Cayman Court extends protection to those who invest through nominees
In the recent decision of Re Asia Momentum Fund (SPC) Ltd. (In Voluntary Liquidation), the Grand Court of the Cayman Islands considered whether a former beneficial shareholder of a Cayman Islands company had standing to petition for the company’s winding up where its shares had been redeemed but the company had failed to pay out the proceeds of redemption.
In Re Asia Momentum is the most recent in a series of decisions that considers the interaction between the Cayman Islands statutory framework for the winding up of companies and the common form of commercial arrangement whereby an institutional nominee holds legal title to shares on behalf of a beneficial owner.
Earlier decisions explore the difficulties that these commercial nominee arrangements give rise to when the beneficial owner wishes to bring legal action in respect of the shares. The underlying cause of these difficulties is that the Cayman Islands Companies Act provides standing to seek the winding up of a company to the person named in the company’s register of shareholders, and institutional nominees are typically unwilling to commence legal action as part of a standard commercial nominee arrangement. Further, the articles of association of a Cayman Islands company usually provide that the company need only recognise the legal owner of the company’s shares and not anyone else who may have some other interest in them. The options available to a beneficial shareholder in these circumstances are not straight forward, but a winding up petition brought by a beneficial shareholder will almost certainly be struck out because of lack of standing.

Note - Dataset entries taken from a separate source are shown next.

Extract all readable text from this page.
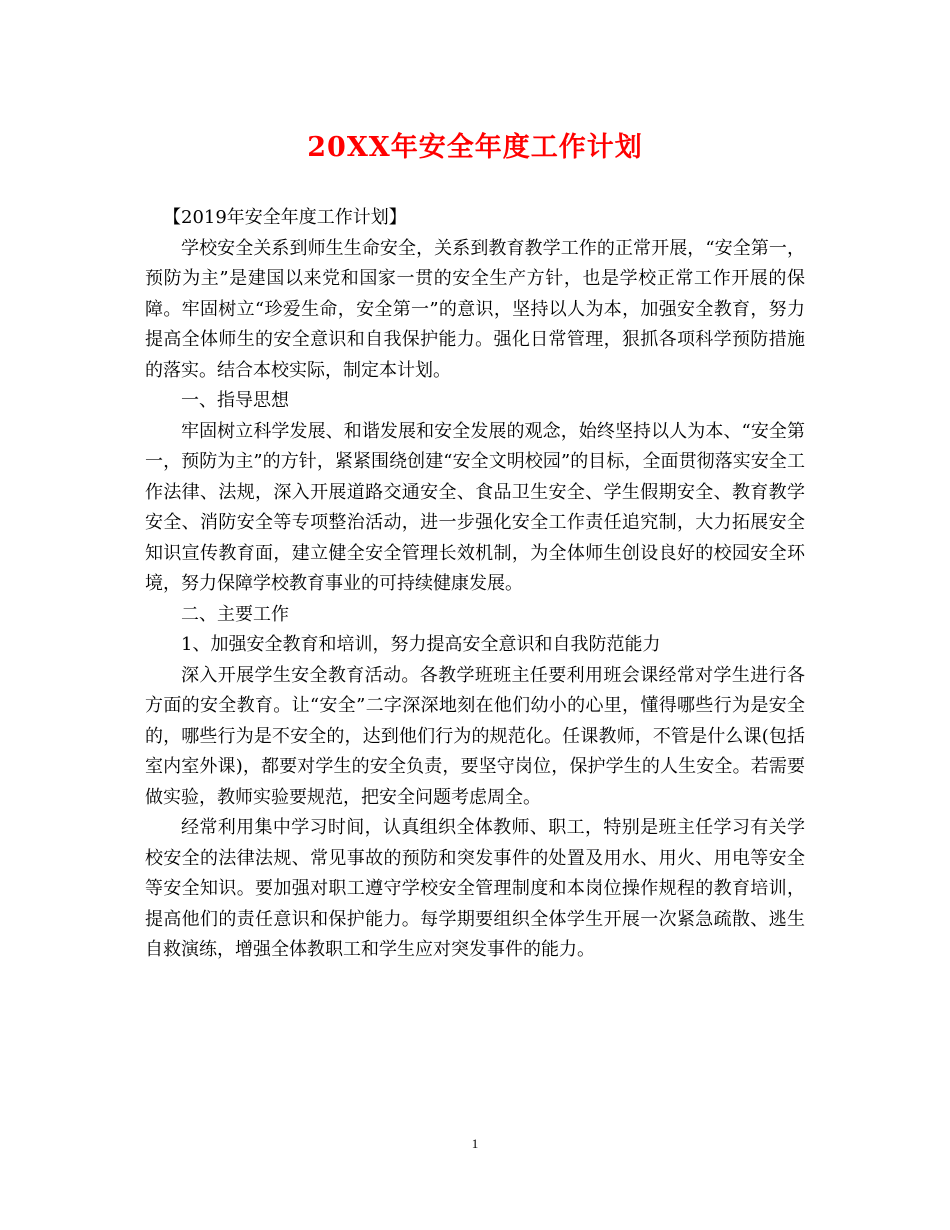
20XX年安全年度工作计划

【2019年安全年度工作计划】

学校安全关系到师生生命安全，关系到教育教学工作的正常开展，“安全第一，预防为主”是建国以来党和国家一贯的安全生产方针，也是学校正常工作开展的保障。牢固树立“珍爱生命，安全第一”的意识，坚持以人为本，加强安全教育，努力提高全体师生的安全意识和自我保护能力。强化日常管理，狠抓各项科学预防措施的落实。结合本校实际，制定本计划。

一、指导思想

牢固树立科学发展、和谐发展和安全发展的观念，始终坚持以人为本、“安全第一，预防为主”的方针，紧紧围绕创建“安全文明校园”的目标，全面贯彻落实安全工作法律、法规，深入开展道路交通安全、食品卫生安全、学生假期安全、教育教学安全、消防安全等专项整治活动，进一步强化安全工作责任追究制，大力拓展安全知识宣传教育面，建立健全安全管理长效机制，为全体师生创设良好的校园安全环境，努力保障学校教育事业的可持续健康发展。

二、主要工作

1、加强安全教育和培训，努力提高安全意识和自我防范能力

深入开展学生安全教育活动。各教学班班主任要利用班会课经常对学生进行各方面的安全教育。让“安全”二字深深地刻在他们幼小的心里，懂得哪些行为是安全的，哪些行为是不安全的，达到他们行为的规范化。任课教师，不管是什么课(包括室内室外课)，都要对学生的安全负责，要坚守岗位，保护学生的人生安全。若需要做实验，教师实验要规范，把安全问题考虑周全。

经常利用集中学习时间，认真组织全体教师、职工，特别是班主任学习有关学校安全的法律法规、常见事故的预防和突发事件的处置及用水、用火、用电等安全等安全知识。要加强对职工遵守学校安全管理制度和本岗位操作规程的教育培训，提高他们的责任意识和保护能力。每学期要组织全体学生开展一次紧急疏散、逃生自救演练，增强全体教职工和学生应对突发事件的能力。

1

The circumstances in Asia Momentum were novel. The company had redeemed the shares but failed to pay out the redemption proceeds. Post redemption, the nominee was no longer a shareholder but was a creditor of the company in respect of the unpaid redemption proceeds. The former beneficial shareholder petitioned for the winding up of the company, and the Court agreed that it could do so. This is because, on a construction of the relevant nominee agreement, the former beneficial shareholder was an equitable assignee of its nominee, and was therefore a contingent creditor in respect of any creditor claim of its nominee.
While the circumstances considered by the Grand Court in Asia Momentum were unusual, the decision does helpfully illuminate a pathway available to beneficial shareholders who wish to take action in respect of claims held through a reluctant institutional nominee.